For many sponsors of DB pension schemes, the financial disruption caused by COVID-19 has been significant.

In recognition of this, the Pensions Regulator issued guidance in March setting out criteria by which trustees could agree to employer requests to defer contributions for up to 3 months – or potentially a longer period if supported by robust analysis. (You can see more information in the guidance in Jon Camfield’s recent blog).

In order to defer contributions, companies need to establish a clear need for a deferral, show that it treats the scheme fairly versus other creditors (including stopping dividends) and put in place a clear plan for missed contributions to be made up.

Our initial analysis, now supported by a growing body of industry evidence, is that around 10% of companies and schemes have already agreed to defer contributions during March and April.

How might this evolve?

As we might expect, the initial wave was led by employers in industries worst affected by COVID-19, including leisure and travel, where the need to conserve cash was immediate and stark.
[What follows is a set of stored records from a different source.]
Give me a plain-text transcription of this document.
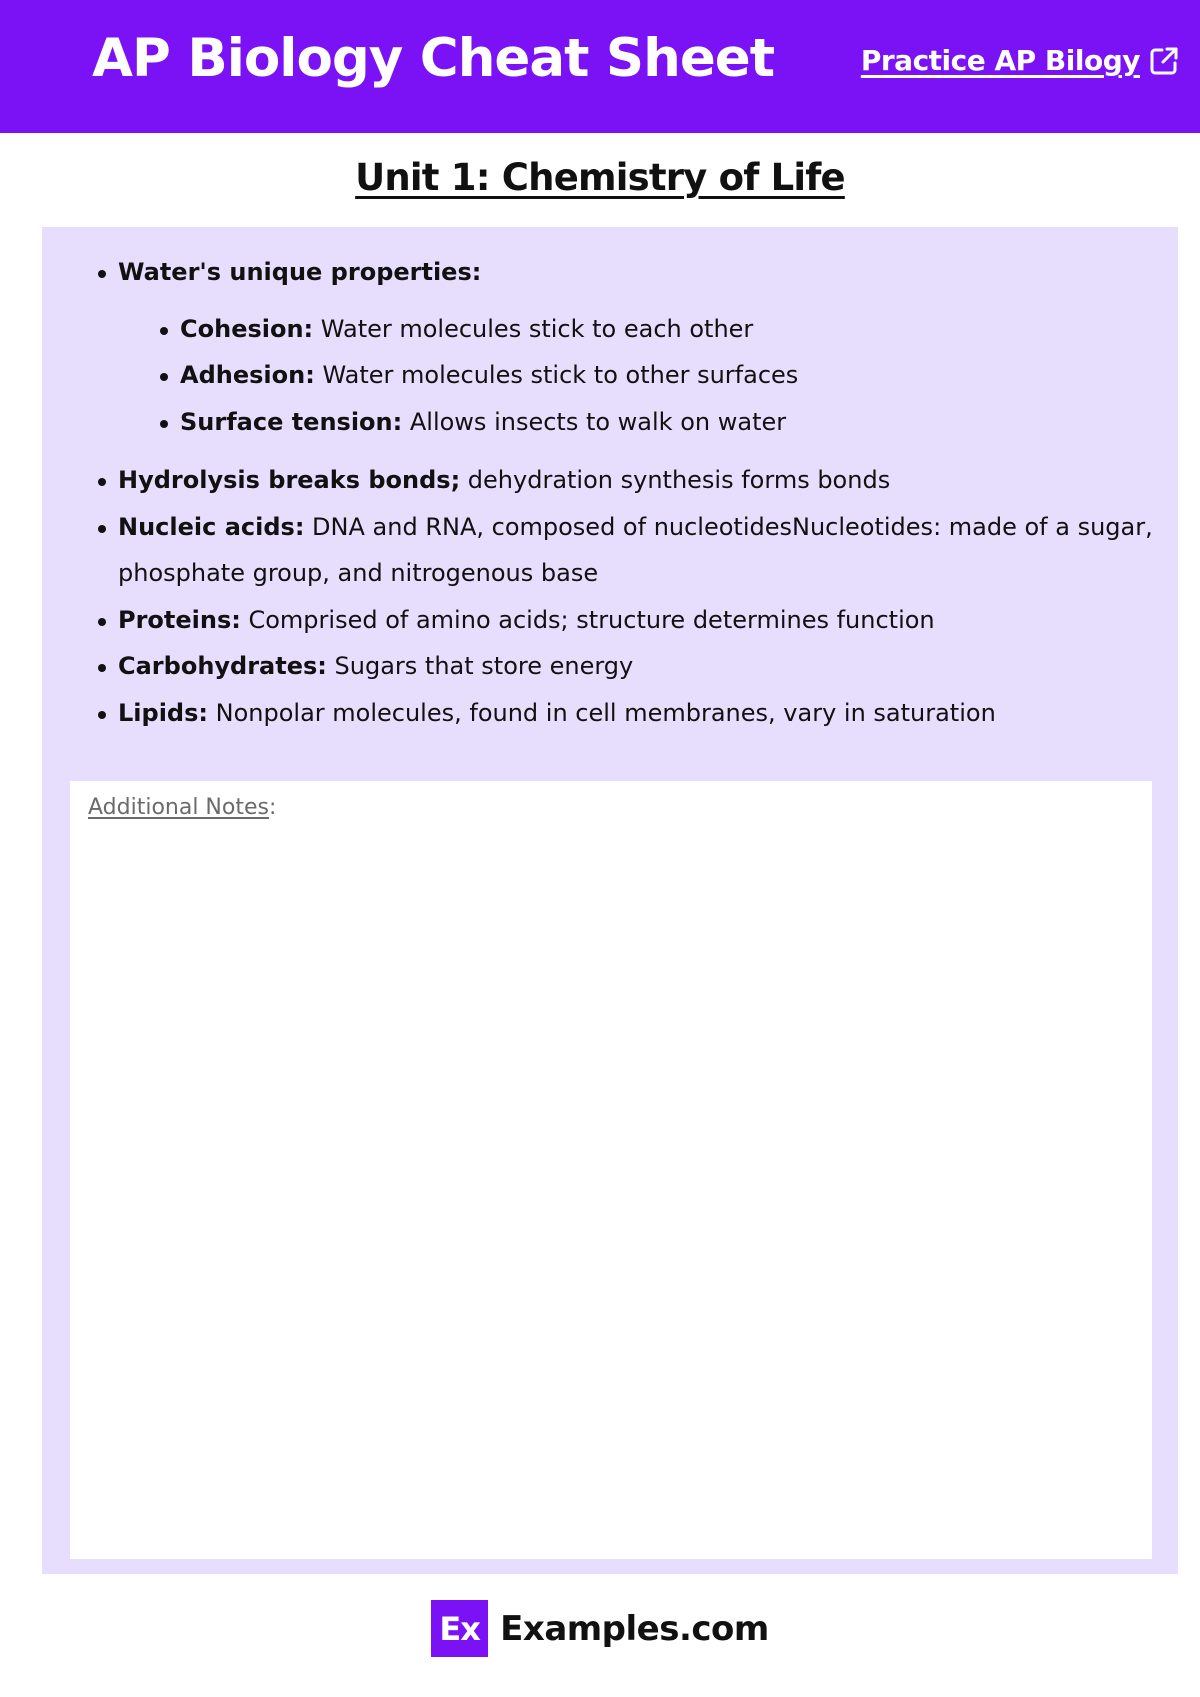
AP Biology Cheat Sheet	Practice AP Bilogy
Unit 1: Chemistry of Life
Water's unique properties:
Cohesion: Water molecules stick to each other
Adhesion: Water molecules stick to other surfaces
Surface tension: Allows insects to walk on water
Hydrolysis breaks bonds; dehydration synthesis forms bonds
Nucleic acids: DNA and RNA, composed of nucleotidesNucleotides: made of a sugar, phosphate group, and nitrogenous base
Proteins: Comprised of amino acids; structure determines function
Carbohydrates: Sugars that store energy
Lipids: Nonpolar molecules, found in cell membranes, vary in saturation
Additional Notes:
Ex Examples.com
However, for some more recent cases we have begun to see companies seek to discuss contribution deferral agreements as part of wider, but no less important, contingency planning.
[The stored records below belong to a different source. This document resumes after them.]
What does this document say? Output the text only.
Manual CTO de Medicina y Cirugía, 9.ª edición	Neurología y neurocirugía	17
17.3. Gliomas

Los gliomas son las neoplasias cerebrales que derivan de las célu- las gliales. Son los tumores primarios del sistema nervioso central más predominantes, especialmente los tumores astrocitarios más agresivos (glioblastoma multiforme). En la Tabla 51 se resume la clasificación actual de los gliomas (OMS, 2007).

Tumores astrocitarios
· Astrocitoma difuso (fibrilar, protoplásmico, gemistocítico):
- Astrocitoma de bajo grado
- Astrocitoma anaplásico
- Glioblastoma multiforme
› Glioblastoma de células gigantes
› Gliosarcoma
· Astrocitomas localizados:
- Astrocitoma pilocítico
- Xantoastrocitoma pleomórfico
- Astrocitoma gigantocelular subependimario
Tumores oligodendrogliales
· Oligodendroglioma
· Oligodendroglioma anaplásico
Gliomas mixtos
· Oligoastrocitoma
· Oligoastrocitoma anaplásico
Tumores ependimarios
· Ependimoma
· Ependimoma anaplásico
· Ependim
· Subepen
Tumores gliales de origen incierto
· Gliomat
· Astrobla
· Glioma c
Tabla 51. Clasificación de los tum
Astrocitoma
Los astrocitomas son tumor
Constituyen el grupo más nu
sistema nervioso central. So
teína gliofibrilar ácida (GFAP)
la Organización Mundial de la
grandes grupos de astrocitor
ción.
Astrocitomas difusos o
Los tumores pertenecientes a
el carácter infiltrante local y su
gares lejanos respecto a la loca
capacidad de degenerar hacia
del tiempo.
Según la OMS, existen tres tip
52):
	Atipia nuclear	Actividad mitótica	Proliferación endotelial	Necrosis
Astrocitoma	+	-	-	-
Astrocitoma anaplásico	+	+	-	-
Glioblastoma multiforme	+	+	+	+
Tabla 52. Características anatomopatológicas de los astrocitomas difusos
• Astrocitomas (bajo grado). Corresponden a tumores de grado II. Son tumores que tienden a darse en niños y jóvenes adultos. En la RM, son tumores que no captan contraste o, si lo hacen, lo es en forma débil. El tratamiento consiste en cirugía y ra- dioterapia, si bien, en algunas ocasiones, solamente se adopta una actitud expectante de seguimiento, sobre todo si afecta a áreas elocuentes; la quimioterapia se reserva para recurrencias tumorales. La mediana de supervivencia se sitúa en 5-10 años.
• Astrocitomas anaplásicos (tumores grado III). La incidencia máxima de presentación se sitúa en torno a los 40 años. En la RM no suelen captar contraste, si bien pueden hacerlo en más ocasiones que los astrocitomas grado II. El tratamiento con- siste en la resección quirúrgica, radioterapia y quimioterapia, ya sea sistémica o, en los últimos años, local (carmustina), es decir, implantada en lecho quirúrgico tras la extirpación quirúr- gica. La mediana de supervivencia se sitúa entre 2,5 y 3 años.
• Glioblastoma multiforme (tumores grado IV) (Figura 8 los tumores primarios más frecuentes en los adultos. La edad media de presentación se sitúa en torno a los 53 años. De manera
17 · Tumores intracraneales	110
This second group is likely to include companies that went into the crisis on a stronger initial financial footing, or perhaps suffered less significantly overnight from the impacts of COVID-19 but could be more materially impacted if disruption is prolonged. These cases might also include those where existing funding arrangements are more complex (for example involving existing contingent funding arrangements).

Polling evidence from our recent Webinar for scheme sponsors suggests that in addition to these first group of cases, a further 20% of companies are currently considering making deferral requests. Overall, this could mean that around a third of companies reach agreement to defer at least some contributions by the end of the second quarter of 2020.
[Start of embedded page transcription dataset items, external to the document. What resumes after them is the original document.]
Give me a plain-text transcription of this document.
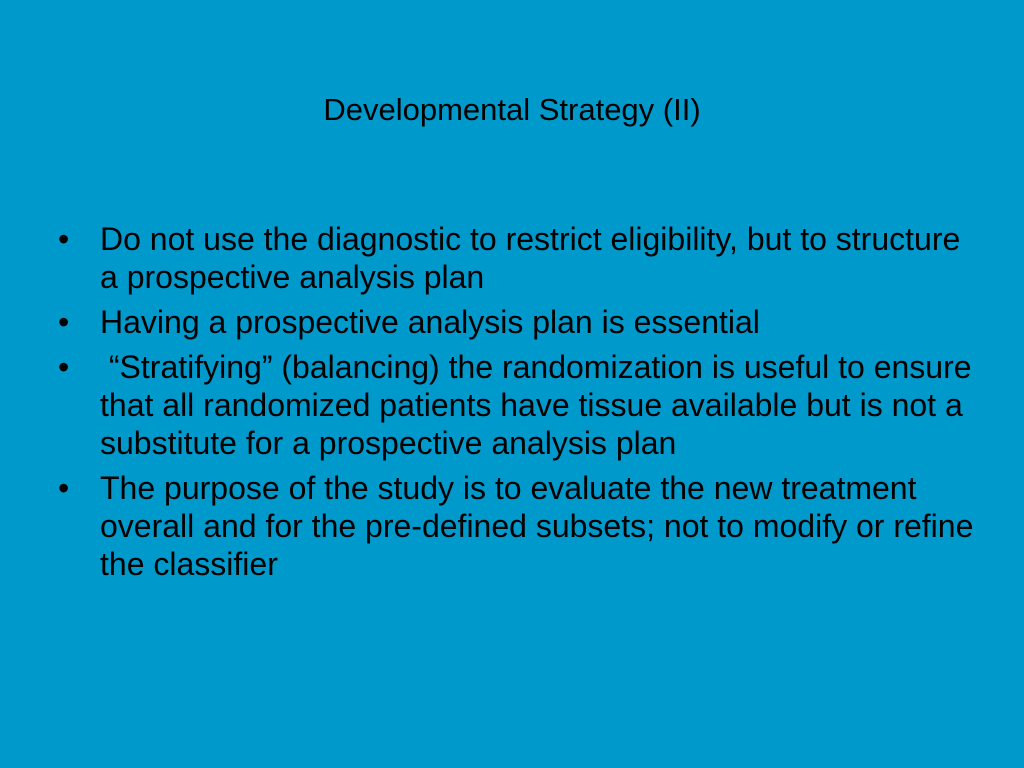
Developmental Strategy (II)
• Do not use the diagnostic to restrict eligibility, but to structure a prospective analysis plan
• Having a prospective analysis plan is essential
• “Stratifying” (balancing) the randomization is useful to ensure that all randomized patients have tissue available but is not a substitute for a prospective analysis plan
• The purpose of the study is to evaluate the new treatment overall and for the pre-defined subsets; not to modify or refine the classifier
Whether these additional cases do emerge remains to be seen but, if they do, this could mean over 1,500 UK pension schemes ultimately being affected, and a potential deferral of around £1.5bn in quarterly contributions.

How will schemes turn the contribution taps back on?

Importantly, each of these cases requires agreement between the company and trustees regarding how contributions will be restarted and, ultimately, made up. For companies that have already agreed short-term suspensions, this might also include whether and how suspensions might be extended. These contribution “Switch-On” mechanisms require significant planning, with regular covenant monitoring and open information sharing.

The “fairness” criteria highlighted in TPR’s guidance also suggests schemes should be looking to make sure they share in upside as and when it emerges. There is a direct read across here to wording in this week’s Annual Funding Statement from TPR, which gives guidance for trustees and sponsors currently undertaking triennial finding valuations. While not offering any new specific easements, the AFS included new guidance for schemes with sponsors affected by COVID19 that:

“in addition to deficit repair contributions (DRCs), where possible, we expect trustees to incorporate appropriate incremental increases in contributions, which track corporate health recovery, especially when the scheme has taken on additional funding risk while supporting the employer's recovery. Additional contributions should be based on appropriate triggers such as free cash flow and payments to other creditors.”

Taken together, this suggests an evolving picture in which many schemes begin to build significant contingent contribution mechanisms into their funding agreements, whether as a direct result of utilising TPR’s COVID-19 guidance or, over time, as part of business as usual principles for upcoming valuations.

However these events play out, this means the challenges of agreeing appropriate contribution agreements, including appropriate “Switch On” mechanisms, look set to increase.